FE: What policies will you push to spark small business growth and job creation?

JB: Well there are two important issues that we have to deal with. The first is stopping the massive spending spree in Washington, which imperils our future. The second is to get the economy going again. If you want employers to invest in their businesses and in the economy, you’ve got to take away the uncertainty. At the top of that list of uncertainty is Obamacare. It is a job killer because it creates a lot of uncertainty and clearly a lot of additional costs to employers. You’ll see the House move next week to repeal Obamacare. You’ll see us move in the coming months to replace it with commonsense reforms that bring down the cost of health care.

FE: If you weren’t Speaker of the House, or a member of Congress, what would you be doing?

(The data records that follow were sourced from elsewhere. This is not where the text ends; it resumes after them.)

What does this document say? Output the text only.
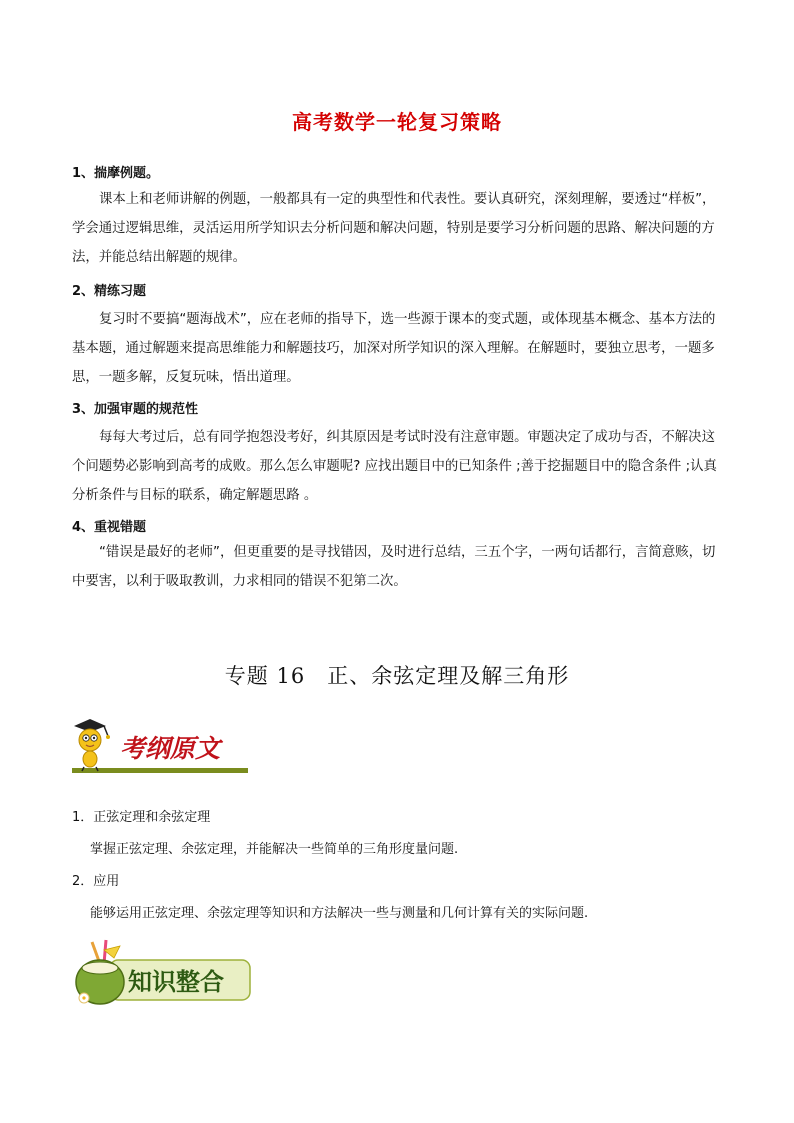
高考数学一轮复习策略
1、揣摩例题。
课本上和老师讲解的例题，一般都具有一定的典型性和代表性。要认真研究，深刻理解，要透过“样板”，学会通过逻辑思维，灵活运用所学知识去分析问题和解决问题，特别是要学习分析问题的思路、解决问题的方法，并能总结出解题的规律。
2、精练习题
复习时不要搞“题海战术”，应在老师的指导下，选一些源于课本的变式题，或体现基本概念、基本方法的基本题，通过解题来提高思维能力和解题技巧，加深对所学知识的深入理解。在解题时，要独立思考，一题多思，一题多解，反复玩味，悟出道理。
3、加强审题的规范性
每每大考过后，总有同学抱怨没考好，纠其原因是考试时没有注意审题。审题决定了成功与否，不解决这个问题势必影响到高考的成败。那么怎么审题呢? 应找出题目中的已知条件 ;善于挖掘题目中的隐含条件 ;认真分析条件与目标的联系，确定解题思路 。
4、重视错题
“错误是最好的老师”，但更重要的是寻找错因，及时进行总结，三五个字，一两句话都行，言简意赅，切中要害，以利于吸取教训，力求相同的错误不犯第二次。
专题 16 正、余弦定理及解三角形
考纲原文
1．正弦定理和余弦定理
掌握正弦定理、余弦定理，并能解决一些简单的三角形度量问题.
2．应用
能够运用正弦定理、余弦定理等知识和方法解决一些与测量和几何计算有关的实际问题.
知识整合
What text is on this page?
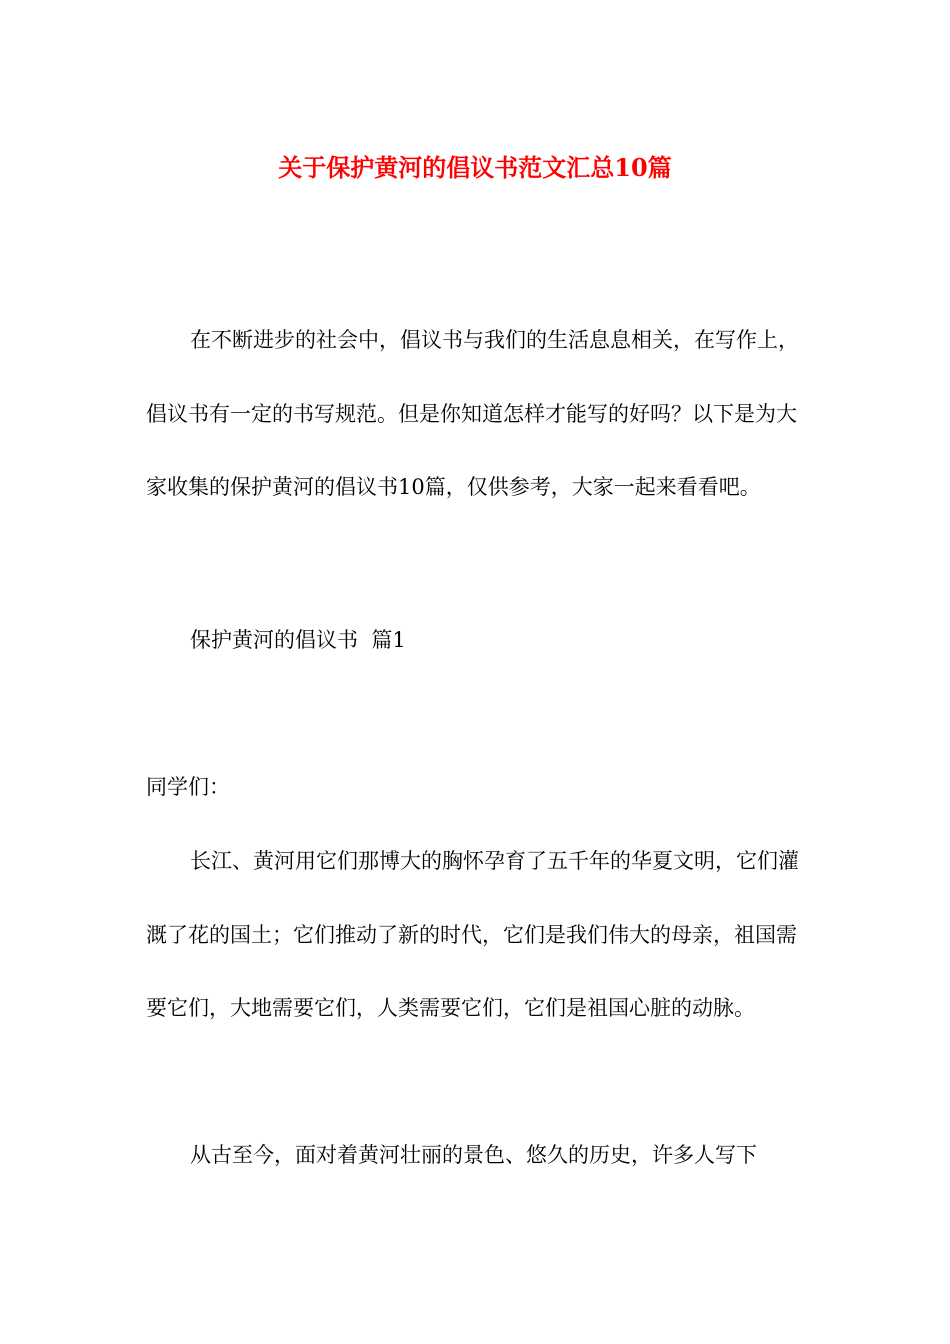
关于保护黄河的倡议书范文汇总10篇

在不断进步的社会中，倡议书与我们的生活息息相关，在写作上，倡议书有一定的书写规范。但是你知道怎样才能写的好吗？以下是为大家收集的保护黄河的倡议书10篇，仅供参考，大家一起来看看吧。

保护黄河的倡议书  篇1

同学们：

长江、黄河用它们那博大的胸怀孕育了五千年的华夏文明，它们灌溉了花的国土；它们推动了新的时代，它们是我们伟大的母亲，祖国需要它们，大地需要它们，人类需要它们，它们是祖国心脏的动脉。

从古至今，面对着黄河壮丽的景色、悠久的历史，许多人写下
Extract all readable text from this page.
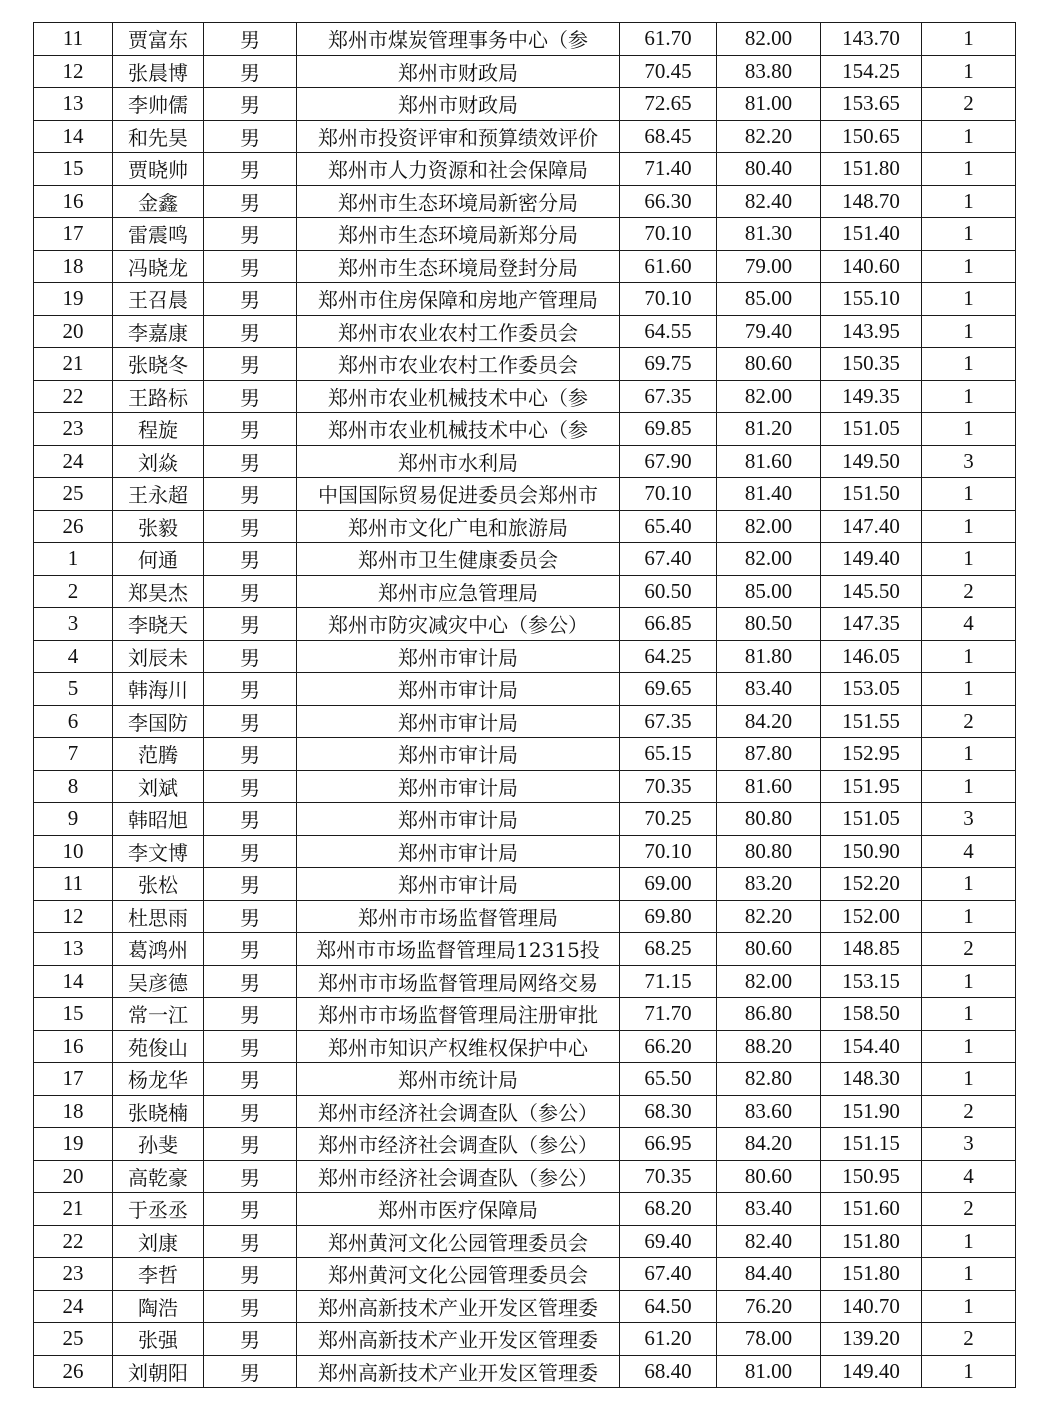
11	贾富东	男	郑州市煤炭管理事务中心（参	61.70	82.00	143.70	1
12	张晨博	男	郑州市财政局	70.45	83.80	154.25	1
13	李帅儒	男	郑州市财政局	72.65	81.00	153.65	2
14	和先昊	男	郑州市投资评审和预算绩效评价	68.45	82.20	150.65	1
15	贾晓帅	男	郑州市人力资源和社会保障局	71.40	80.40	151.80	1
16	金鑫	男	郑州市生态环境局新密分局	66.30	82.40	148.70	1
17	雷震鸣	男	郑州市生态环境局新郑分局	70.10	81.30	151.40	1
18	冯晓龙	男	郑州市生态环境局登封分局	61.60	79.00	140.60	1
19	王召晨	男	郑州市住房保障和房地产管理局	70.10	85.00	155.10	1
20	李嘉康	男	郑州市农业农村工作委员会	64.55	79.40	143.95	1
21	张晓冬	男	郑州市农业农村工作委员会	69.75	80.60	150.35	1
22	王路标	男	郑州市农业机械技术中心（参	67.35	82.00	149.35	1
23	程旋	男	郑州市农业机械技术中心（参	69.85	81.20	151.05	1
24	刘焱	男	郑州市水利局	67.90	81.60	149.50	3
25	王永超	男	中国国际贸易促进委员会郑州市	70.10	81.40	151.50	1
26	张毅	男	郑州市文化广电和旅游局	65.40	82.00	147.40	1
1	何通	男	郑州市卫生健康委员会	67.40	82.00	149.40	1
2	郑昊杰	男	郑州市应急管理局	60.50	85.00	145.50	2
3	李晓天	男	郑州市防灾减灾中心（参公）	66.85	80.50	147.35	4
4	刘辰未	男	郑州市审计局	64.25	81.80	146.05	1
5	韩海川	男	郑州市审计局	69.65	83.40	153.05	1
6	李国防	男	郑州市审计局	67.35	84.20	151.55	2
7	范腾	男	郑州市审计局	65.15	87.80	152.95	1
8	刘斌	男	郑州市审计局	70.35	81.60	151.95	1
9	韩昭旭	男	郑州市审计局	70.25	80.80	151.05	3
10	李文博	男	郑州市审计局	70.10	80.80	150.90	4
11	张松	男	郑州市审计局	69.00	83.20	152.20	1
12	杜思雨	男	郑州市市场监督管理局	69.80	82.20	152.00	1
13	葛鸿州	男	郑州市市场监督管理局12315投	68.25	80.60	148.85	2
14	吴彦德	男	郑州市市场监督管理局网络交易	71.15	82.00	153.15	1
15	常一江	男	郑州市市场监督管理局注册审批	71.70	86.80	158.50	1
16	苑俊山	男	郑州市知识产权维权保护中心	66.20	88.20	154.40	1
17	杨龙华	男	郑州市统计局	65.50	82.80	148.30	1
18	张晓楠	男	郑州市经济社会调查队（参公）	68.30	83.60	151.90	2
19	孙斐	男	郑州市经济社会调查队（参公）	66.95	84.20	151.15	3
20	高乾豪	男	郑州市经济社会调查队（参公）	70.35	80.60	150.95	4
21	于丞丞	男	郑州市医疗保障局	68.20	83.40	151.60	2
22	刘康	男	郑州黄河文化公园管理委员会	69.40	82.40	151.80	1
23	李哲	男	郑州黄河文化公园管理委员会	67.40	84.40	151.80	1
24	陶浩	男	郑州高新技术产业开发区管理委	64.50	76.20	140.70	1
25	张强	男	郑州高新技术产业开发区管理委	61.20	78.00	139.20	2
26	刘朝阳	男	郑州高新技术产业开发区管理委	68.40	81.00	149.40	1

JB: I thought about that the other day. If I hadn’t come here and done this, what would I be doing? Would I still be running my business? My business would have had to go through several iterations to still be in business, so I don’t really know what I would have been doing. I got some advice once from someone who said, ‘Put a legal pad in your desk drawer, and every time you get some crazy idea about what you’ll do after you leave here, write it down.’ And so I’ve done it over 20 years, and I’ve got a page full of really bizarre ideas. It’s an exercise in pushing the blinders back and thinking outside the box.

FE: What’s the craziest thing on the list?

JB: Being commissioner of the PGA Tour.